Old Bill Pease
by Bob Brail

            Many Americans are familiar with Andy Griffith’s old televion show, either because they watched it in the sixties or they have seen its reruns.  Set in the fictional town of Mayberry, the plots always seemed to include one of the town’s unusual residents, folks like Goober, Floyd the barber, or Barney Fife.  These people, because of their unusual qualities, are long remembered.

            Back in the woods a short distance from New Melle, a person can still find traces left by an interesting “character” from New Melle’s past., the remnants of an old shack.  It is all that is left of the home of Bill Pease, an old root digger who lived in the New Melle area until the late sixties.   Pease is a person remembered by many for his unusual life.

            William H. Pease was born on July 11, 1873,  in Ohio, and attended school only through fourth grade.  By 1920, he and his wife Izzetta had lived near New Melle for over a decade with their family of five children.  Pease worked as a laborer and tie maker for the railroad.  It was also true that by 1920 Pease had a reputation making trouble when he had too much to drink.  He had twice been arrested for disturbing the peace in New Melle, once because he had thrown rocks through the windows of a local tavern.  For that offense he was sentenced to a year in the county jail and paroled upon the condition that he stay away from alcohol.

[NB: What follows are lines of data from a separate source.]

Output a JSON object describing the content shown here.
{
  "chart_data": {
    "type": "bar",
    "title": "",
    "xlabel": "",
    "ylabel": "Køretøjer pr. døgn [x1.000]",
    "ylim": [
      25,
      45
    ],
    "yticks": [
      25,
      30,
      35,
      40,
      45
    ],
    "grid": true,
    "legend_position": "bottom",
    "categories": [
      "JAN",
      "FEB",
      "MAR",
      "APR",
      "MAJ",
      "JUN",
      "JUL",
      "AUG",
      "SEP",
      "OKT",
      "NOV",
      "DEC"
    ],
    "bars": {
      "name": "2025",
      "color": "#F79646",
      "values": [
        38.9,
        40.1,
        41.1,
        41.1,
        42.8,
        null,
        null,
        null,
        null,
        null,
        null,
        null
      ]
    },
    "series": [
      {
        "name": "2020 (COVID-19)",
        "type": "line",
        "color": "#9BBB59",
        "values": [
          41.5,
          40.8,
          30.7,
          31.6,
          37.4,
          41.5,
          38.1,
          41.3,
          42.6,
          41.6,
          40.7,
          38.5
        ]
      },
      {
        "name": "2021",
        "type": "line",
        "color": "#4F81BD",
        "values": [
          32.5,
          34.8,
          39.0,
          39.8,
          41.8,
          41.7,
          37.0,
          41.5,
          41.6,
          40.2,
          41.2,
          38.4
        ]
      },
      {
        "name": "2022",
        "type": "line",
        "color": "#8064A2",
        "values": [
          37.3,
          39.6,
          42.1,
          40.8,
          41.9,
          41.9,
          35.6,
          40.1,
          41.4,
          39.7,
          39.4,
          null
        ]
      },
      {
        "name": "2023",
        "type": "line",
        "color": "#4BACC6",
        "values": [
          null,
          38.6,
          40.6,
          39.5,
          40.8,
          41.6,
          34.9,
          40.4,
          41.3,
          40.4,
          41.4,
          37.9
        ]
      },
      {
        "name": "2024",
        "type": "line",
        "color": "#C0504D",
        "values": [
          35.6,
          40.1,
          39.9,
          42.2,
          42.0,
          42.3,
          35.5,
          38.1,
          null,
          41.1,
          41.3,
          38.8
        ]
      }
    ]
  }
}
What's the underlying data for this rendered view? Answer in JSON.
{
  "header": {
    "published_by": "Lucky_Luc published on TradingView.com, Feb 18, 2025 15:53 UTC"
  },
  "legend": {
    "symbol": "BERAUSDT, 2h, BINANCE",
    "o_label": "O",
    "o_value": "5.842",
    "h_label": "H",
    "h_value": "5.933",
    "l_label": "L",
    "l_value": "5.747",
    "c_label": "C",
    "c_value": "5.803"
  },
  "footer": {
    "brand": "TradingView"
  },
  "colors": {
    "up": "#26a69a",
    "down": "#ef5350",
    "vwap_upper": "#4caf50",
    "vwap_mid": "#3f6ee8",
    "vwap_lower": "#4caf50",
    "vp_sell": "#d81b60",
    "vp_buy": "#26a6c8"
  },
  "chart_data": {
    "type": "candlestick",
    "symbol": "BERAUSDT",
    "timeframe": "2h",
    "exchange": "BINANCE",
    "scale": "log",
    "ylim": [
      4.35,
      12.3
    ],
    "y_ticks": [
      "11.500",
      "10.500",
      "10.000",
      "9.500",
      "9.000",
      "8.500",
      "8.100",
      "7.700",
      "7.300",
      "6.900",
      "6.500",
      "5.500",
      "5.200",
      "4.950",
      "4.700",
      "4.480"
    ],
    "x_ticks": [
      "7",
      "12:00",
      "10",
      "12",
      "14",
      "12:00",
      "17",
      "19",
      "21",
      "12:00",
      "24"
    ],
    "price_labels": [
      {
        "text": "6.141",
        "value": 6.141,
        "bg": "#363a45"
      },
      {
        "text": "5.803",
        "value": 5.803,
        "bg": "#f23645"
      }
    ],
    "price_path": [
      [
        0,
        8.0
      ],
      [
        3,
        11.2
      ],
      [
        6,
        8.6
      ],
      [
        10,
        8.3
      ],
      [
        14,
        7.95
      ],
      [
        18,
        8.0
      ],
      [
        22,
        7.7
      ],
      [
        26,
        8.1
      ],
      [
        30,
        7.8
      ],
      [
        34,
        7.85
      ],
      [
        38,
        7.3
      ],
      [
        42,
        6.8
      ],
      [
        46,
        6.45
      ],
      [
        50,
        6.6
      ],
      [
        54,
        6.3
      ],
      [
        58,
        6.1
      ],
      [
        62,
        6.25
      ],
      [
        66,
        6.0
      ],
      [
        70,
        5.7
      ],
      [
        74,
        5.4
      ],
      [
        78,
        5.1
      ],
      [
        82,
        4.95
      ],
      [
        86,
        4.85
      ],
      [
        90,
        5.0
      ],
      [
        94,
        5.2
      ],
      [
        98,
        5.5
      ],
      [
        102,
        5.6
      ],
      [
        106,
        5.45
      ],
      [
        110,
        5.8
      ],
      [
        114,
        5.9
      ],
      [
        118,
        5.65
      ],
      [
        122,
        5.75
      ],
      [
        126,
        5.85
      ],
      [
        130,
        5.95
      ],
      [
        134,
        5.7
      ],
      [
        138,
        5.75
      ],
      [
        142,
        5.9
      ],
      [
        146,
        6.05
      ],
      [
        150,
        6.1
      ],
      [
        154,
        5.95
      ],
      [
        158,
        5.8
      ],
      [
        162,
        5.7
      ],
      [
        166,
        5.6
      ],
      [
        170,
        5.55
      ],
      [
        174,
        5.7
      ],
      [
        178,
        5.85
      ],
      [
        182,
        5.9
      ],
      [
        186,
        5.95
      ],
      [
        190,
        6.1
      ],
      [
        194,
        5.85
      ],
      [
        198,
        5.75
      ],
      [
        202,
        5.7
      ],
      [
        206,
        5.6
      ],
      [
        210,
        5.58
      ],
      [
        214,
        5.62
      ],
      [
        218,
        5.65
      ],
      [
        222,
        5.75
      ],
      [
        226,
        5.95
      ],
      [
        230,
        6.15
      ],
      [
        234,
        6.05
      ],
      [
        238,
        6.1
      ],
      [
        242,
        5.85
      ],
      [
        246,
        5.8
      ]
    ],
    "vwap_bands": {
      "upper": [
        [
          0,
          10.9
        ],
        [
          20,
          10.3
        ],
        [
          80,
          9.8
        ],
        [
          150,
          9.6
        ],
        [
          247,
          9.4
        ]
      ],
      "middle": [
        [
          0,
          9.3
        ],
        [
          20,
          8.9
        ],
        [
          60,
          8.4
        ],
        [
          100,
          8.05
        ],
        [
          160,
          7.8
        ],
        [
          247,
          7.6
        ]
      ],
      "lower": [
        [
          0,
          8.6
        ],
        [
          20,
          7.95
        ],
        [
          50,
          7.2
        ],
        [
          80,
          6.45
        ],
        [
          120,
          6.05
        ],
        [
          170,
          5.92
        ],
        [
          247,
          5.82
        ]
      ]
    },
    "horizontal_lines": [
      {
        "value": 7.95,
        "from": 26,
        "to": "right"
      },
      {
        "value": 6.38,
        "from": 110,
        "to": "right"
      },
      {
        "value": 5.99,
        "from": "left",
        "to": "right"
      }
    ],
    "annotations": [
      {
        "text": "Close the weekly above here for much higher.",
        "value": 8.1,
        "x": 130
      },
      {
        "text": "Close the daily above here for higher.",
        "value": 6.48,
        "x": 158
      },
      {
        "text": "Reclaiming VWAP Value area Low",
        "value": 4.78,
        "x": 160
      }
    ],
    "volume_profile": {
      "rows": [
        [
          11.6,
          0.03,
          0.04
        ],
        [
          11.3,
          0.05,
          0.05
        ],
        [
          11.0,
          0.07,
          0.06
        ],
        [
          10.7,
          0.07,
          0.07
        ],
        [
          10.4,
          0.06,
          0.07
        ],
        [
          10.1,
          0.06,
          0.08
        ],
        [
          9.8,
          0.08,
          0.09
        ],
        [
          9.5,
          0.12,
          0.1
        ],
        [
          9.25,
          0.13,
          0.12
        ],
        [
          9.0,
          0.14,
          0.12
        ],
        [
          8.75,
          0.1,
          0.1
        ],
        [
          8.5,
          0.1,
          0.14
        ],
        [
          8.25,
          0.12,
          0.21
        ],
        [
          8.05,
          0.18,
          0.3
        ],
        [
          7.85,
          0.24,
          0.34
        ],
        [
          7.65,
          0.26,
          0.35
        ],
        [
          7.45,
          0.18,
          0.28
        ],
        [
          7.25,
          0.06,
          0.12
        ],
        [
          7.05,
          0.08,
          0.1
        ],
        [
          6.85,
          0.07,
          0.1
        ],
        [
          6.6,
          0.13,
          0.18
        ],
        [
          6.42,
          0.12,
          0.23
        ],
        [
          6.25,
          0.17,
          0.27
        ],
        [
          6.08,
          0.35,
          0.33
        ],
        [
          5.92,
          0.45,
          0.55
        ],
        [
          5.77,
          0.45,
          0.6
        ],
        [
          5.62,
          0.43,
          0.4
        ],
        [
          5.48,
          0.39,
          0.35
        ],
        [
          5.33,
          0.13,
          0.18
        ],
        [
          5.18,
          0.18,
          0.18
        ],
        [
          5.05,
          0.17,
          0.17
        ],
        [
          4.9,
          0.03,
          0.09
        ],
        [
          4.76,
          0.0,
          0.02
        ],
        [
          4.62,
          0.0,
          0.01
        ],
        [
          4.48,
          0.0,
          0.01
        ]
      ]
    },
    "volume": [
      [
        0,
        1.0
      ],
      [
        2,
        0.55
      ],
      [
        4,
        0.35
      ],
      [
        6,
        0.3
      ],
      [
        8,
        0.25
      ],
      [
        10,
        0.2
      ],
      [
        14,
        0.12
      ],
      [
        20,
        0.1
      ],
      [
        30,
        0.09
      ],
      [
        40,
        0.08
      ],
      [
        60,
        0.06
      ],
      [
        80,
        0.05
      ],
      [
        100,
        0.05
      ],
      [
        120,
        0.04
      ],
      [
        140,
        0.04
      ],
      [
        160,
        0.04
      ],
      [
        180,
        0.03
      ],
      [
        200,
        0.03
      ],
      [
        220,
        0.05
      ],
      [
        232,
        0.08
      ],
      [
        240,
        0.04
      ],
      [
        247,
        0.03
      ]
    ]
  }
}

            However, in 1923 it was alcohol that caused the tragedy of Bill Pease’s life.  In June of that year he was convicted of assaulting his oldest daughter at their home near New Melle.  A local newspaper called it “one of the most unthinkable and most revolting crimes every accomplished in St. Charles County.”  Years later he would still maintain his innocence, but at his trial he admitted that he had been too drunk to remember what had happened.  Pease was sentenced to twenty-five years hard labor in the state penitentiary at Jefferson City.  Later that fall his wife divorced him.

            In July of 1931, Pease was paroled by the governor of Missouri.  A local woman, now in her late eighties, remembers her father receiving a phone call from Pease at that time, asking for a ride to New Melle.  Later, Pease must have violated parole or been convicted of another crime, for he was again incarcerated in Jefferson City at the time of the 1940 census.

            When Pease was paroled from prison for the second time, he again returned to the New Melle area by the late 1940’s and squatted on land owned by the Heil family.  There he built a ten feet by ten feet shack and lean-to in a small valley surrounded by hills.  The shack had a bed, table, and stove on its dirt floor.  Pease supported himself mainly by digging roots, such as snakeroot and ginseng, and collecting herbs, which he then sold, sometimes in New Melle and sometimes to an individual who came to his place.  Often, though, Pease would fill a gunny sack with the fruits of his labor and then walk all the way to Wentzville, dragging his sack behind him, where he would sell his roots and then walk back to Wentzville.  He did this into the middle 1950’s when he would have been over eighty years old. 

            Pease also grew tobacco and strawberries for sale to local residents.  New Melle resident Donnie Kops remembers going with his father to buy strawberries from Pease when Kops was just a youngster: “When we arrived, he was nowhere to be seen.  So my Dad hollered, “Oh, Bill, where are you” several times.  Shortly he appeared out of the brush and weeds and scared me.”

            In the 1950’s local lore had it that Pease was part Native American.  When he hunted squirrels and rabbits, he always wore a hat.  One longtime area resident remembers once finding Bill Pease asleep in the middle of a field where he had decided to take a nap.

            Folks who remember Bill Pease now say that he was a man who never caused problems, although he did apparently continue drinking.  He was just an “ordinary guy” who had very little to do with people.  He was a very quiet man who didn’t say much and certainly didn’t talk more than he had to.  Generally, he kept to himself.

            When the Heils sold their property around 1960, Pease moved off their place and relocated to the old Cooper place on Foristell Road, now the location of the Fiddlestix Subdivison.  One of Pease’s neighbors was a young girl, now in her sixties.  She remembers many wonderful walks with Poese, who showed her how to dig roots and find mushrooms.  Pease lived there until his death on May 11, 1968, and was buried in Linn Cemetery, Wentzville.

            In describing his own experience of living by himself in the woods, the early nineteenth century American author, Henry David Thoreau wrote, “I went to the woods because I wished to live deliberately, to front only the essential facts of life.”  When Bill Pease returned to New Melle, he seems to have sought the woods for a different reason.  Pease had problems in his past he wanted to forget and found the solitude he needed in his shack in the woods.  He is remembered today by several area residents as an interesting character from New Melle’s past.

Sources: This article was primarily based on interviews with several New Melle area residents.  Special thanks goes to Donnie Kops for his assistance with these interviews. Other sources utilized were federal census records and Daily St. Charles Cosmos-Monitor (newspaperarchive.com).